Le sang de Danaë ne fit qu’un tour, s’immobilisant contre les barreaux. Cette voix aussi lui disait quelque chose, et elle ne s’attendait certainement pas à l’entendre là. Elle scruta la pièce, essaya de trier les mouvements chaotiques des animaux.

— Je suis là… lui souffla la voix.

La jeune femme s’écarta de son ancien ami et continua son exploration, quittant la pièce vers une autre un peu plus lugubre, rangée, bourrée d’instruments étranges.

— Je ne pensais pas vous voir ici… soupira son interlocuteur.

Là, derrière un grand mur en plexiglass, son regard de braise derrière ses lunettes rondes et le port bien droit, Rubis, le docteur des souterrains. Enfermé dans cette cage transparente juste assez grande pour lui permettre de s’allonger, il n’avait pourtant pas perdu de sa stature, ni de sa superbe.

— Mais…mais… bégaya la lycéenne.

— Ce n’est pas vraiment le moment de vous étonner… soupira le rongeur, faisant la moue.

Danaë jeta un œil sur la paroi transparente en quête d’une porte, d’un loquet ou de n’importe-quelle ouverture. Le rat secoua la tête, comprenant immédiatement ce qu’elle cherchait.

— Ouverture par code, expliqua-t-il en pointant du doigt un boîtier un peu plus loin. Je ne le connais pas.

Elle se jeta dessus sans faire attention à l’air implacablement neutre du docteur.

— Que faites-vous ici ? demanda-t-elle enfin en tentant de deviner la combinaison.

— Vous n’y arriverez pas, ça ne sert à rien, jeune fille, continua-t-il d’un ton plus sec, presque exaspéré.

Elle se retourna enfin, agacée.

— Vous voulez que je vous sorte d’ici ou pas ?! grogna-t-elle.

Le rat blanc s’immobilisa quelques secondes puis hocha la tête.

— J’ai bien peur que vous ne le puissiez pas cependant.

La jeune fille se retourna une nouvelle fois, fouillant les documents entassés sur les bureaux. Pourvu qu’ils soient aussi étourdis que mes profs…

— Qu’ont-ils fait à Diablo ? A tous ces animaux ?! demanda-t-elle en posant ses mains sur la paperasse accumulées.

— Ils leur enlèvent ce qu’ils peuvent d’humanité…

Danaë s’arrêta, un pincement dans la poitrine.

— Vous… vous voulez dire que c’est redevenu un animal ?!

Rubis soupira et s’assit par terre, relevant ses lunettes d’un geste gracile de son doigt blanc.

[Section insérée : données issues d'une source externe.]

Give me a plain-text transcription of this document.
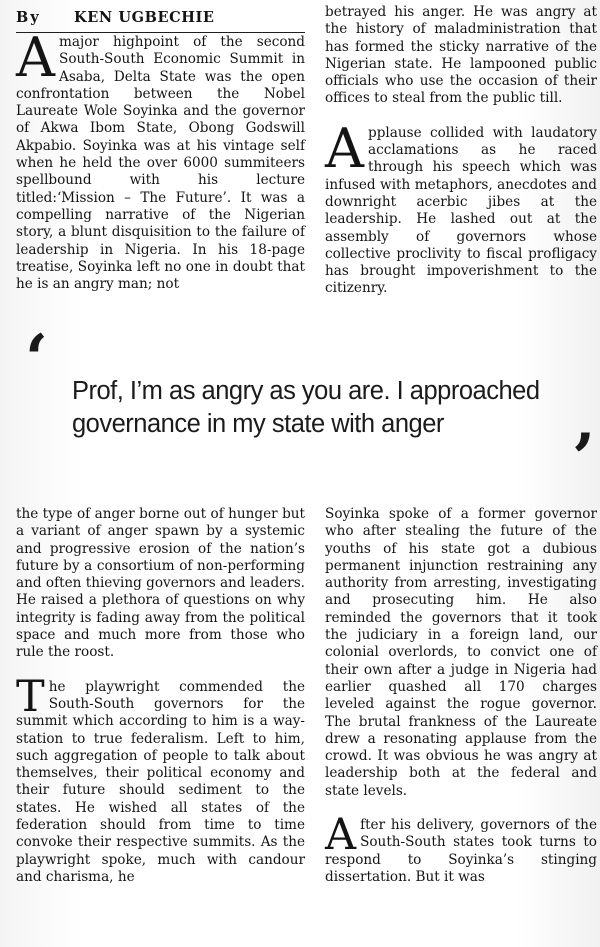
By KEN UGBECHIE

Amajor highpoint of the second South-South Economic Summit in Asaba, Delta State was the open confrontation between the Nobel Laureate Wole Soyinka and the governor of Akwa Ibom State, Obong Godswill Akpabio. Soyinka was at his vintage self when he held the over 6000 summiteers spellbound with his lecture titled:‘Mission – The Future’. It was a compelling narrative of the Nigerian story, a blunt disquisition to the failure of leadership in Nigeria. In his 18-page treatise, Soyinka left no one in doubt that he is an angry man; not

betrayed his anger. He was angry at the history of maladministration that has formed the sticky narrative of the Nigerian state. He lampooned public officials who use the occasion of their offices to steal from the public till.

Applause collided with laudatory acclamations as he raced through his speech which was infused with metaphors, anecdotes and downright acerbic jibes at the leadership. He lashed out at the assembly of governors whose collective proclivity to fiscal profligacy has brought impoverishment to the citizenry.

‘ Prof, I’m as angry as you are. I approached governance in my state with anger	’

the type of anger borne out of hunger but a variant of anger spawn by a systemic and progressive erosion of the nation’s future by a consortium of non-performing and often thieving governors and leaders. He raised a plethora of questions on why integrity is fading away from the political space and much more from those who rule the roost.

The playwright commended the South-South governors for the summit which according to him is a way-station to true federalism. Left to him, such aggregation of people to talk about themselves, their political economy and their future should sediment to the states. He wished all states of the federation should from time to time convoke their respective summits. As the playwright spoke, much with candour and charisma, he

Soyinka spoke of a former governor who after stealing the future of the youths of his state got a dubious permanent injunction restraining any authority from arresting, investigating and prosecuting him. He also reminded the governors that it took the judiciary in a foreign land, our colonial overlords, to convict one of their own after a judge in Nigeria had earlier quashed all 170 charges leveled against the rogue governor. The brutal frankness of the Laureate drew a resonating applause from the crowd. It was obvious he was angry at leadership both at the federal and state levels.

After his delivery, governors of the South-South states took turns to respond to Soyinka’s stinging dissertation. But it was
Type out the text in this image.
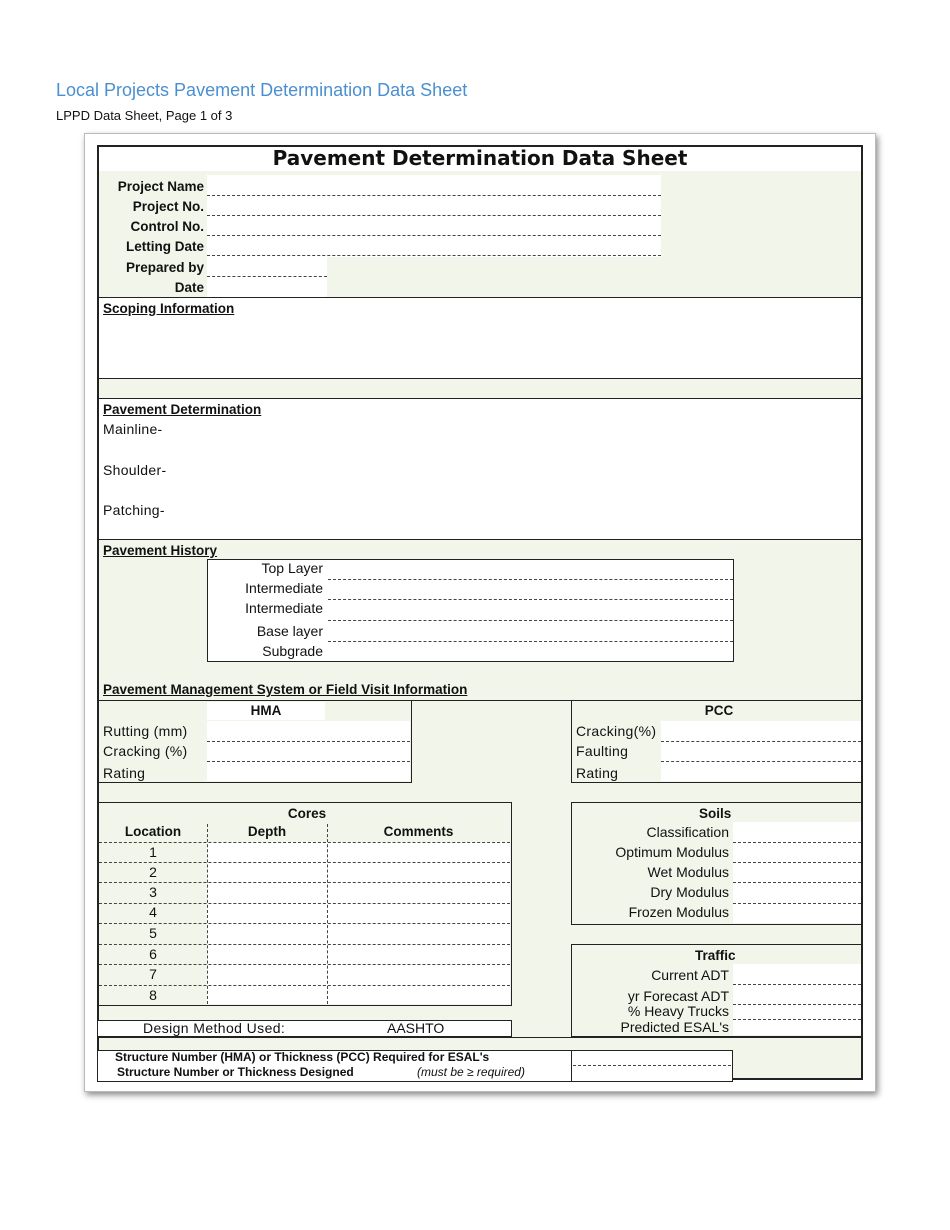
Local Projects Pavement Determination Data Sheet
LPPD Data Sheet, Page 1 of 3
Pavement Determination Data Sheet
Project Name
Project No.
Control No.
Letting Date
Prepared by
Date
Scoping Information
Pavement Determination
Mainline-
Shoulder-
Patching-
Pavement History
Top Layer
Intermediate
Intermediate
Base layer
Subgrade
Pavement Management System or Field Visit Information
HMA
Rutting (mm)
Cracking (%)
Rating
PCC
Cracking(%)
Faulting
Rating
Cores
Location	Depth	Comments
1
2
3
4
5
6
7
8
Soils
Classification
Optimum Modulus
Wet Modulus
Dry Modulus
Frozen Modulus
Traffic
Current ADT
yr Forecast ADT
% Heavy Trucks
Predicted ESAL's
Design Method Used:	AASHTO
Structure Number (HMA) or Thickness (PCC) Required for ESAL's
Structure Number or Thickness Designed	(must be ≥ required)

— Je veux dire qu’ils ont essayés de reprendre toutes les caractéristiques de l’intelligence humaine, sans en garder son origine.

— Je… je ne suis pas sûre de comprendre… chuchota-t-elle en lui jetant un regard paniqué.

Le rongeur soupira encore, mettant une main sur son torse.

— Nous avons de l’humain. Il suffit de voir notre apparence.

La jeune fille hocha la tête, suspendue à ses lèvres.

— Depuis le Tremblement, tous les êtres se sont mélangés, continua-t-il. Leurs ADN se sont agglutinés avec d’autres remontés depuis la nuit des temps. Nous avons muté. Tous. Certains en mi-homme, mi-animaux, d’autres en arbres, d’autres en rochers… Ceci est complètement aléatoire.

— Quoi ?! s’exclama la jeune fille.

— Je sais qu’il est difficile pour vous de l’imaginer, mais même vous, vous avez changé. Un peu de minéral sans doute, qu’importe…

Il se redressa, la queue frappant le sol.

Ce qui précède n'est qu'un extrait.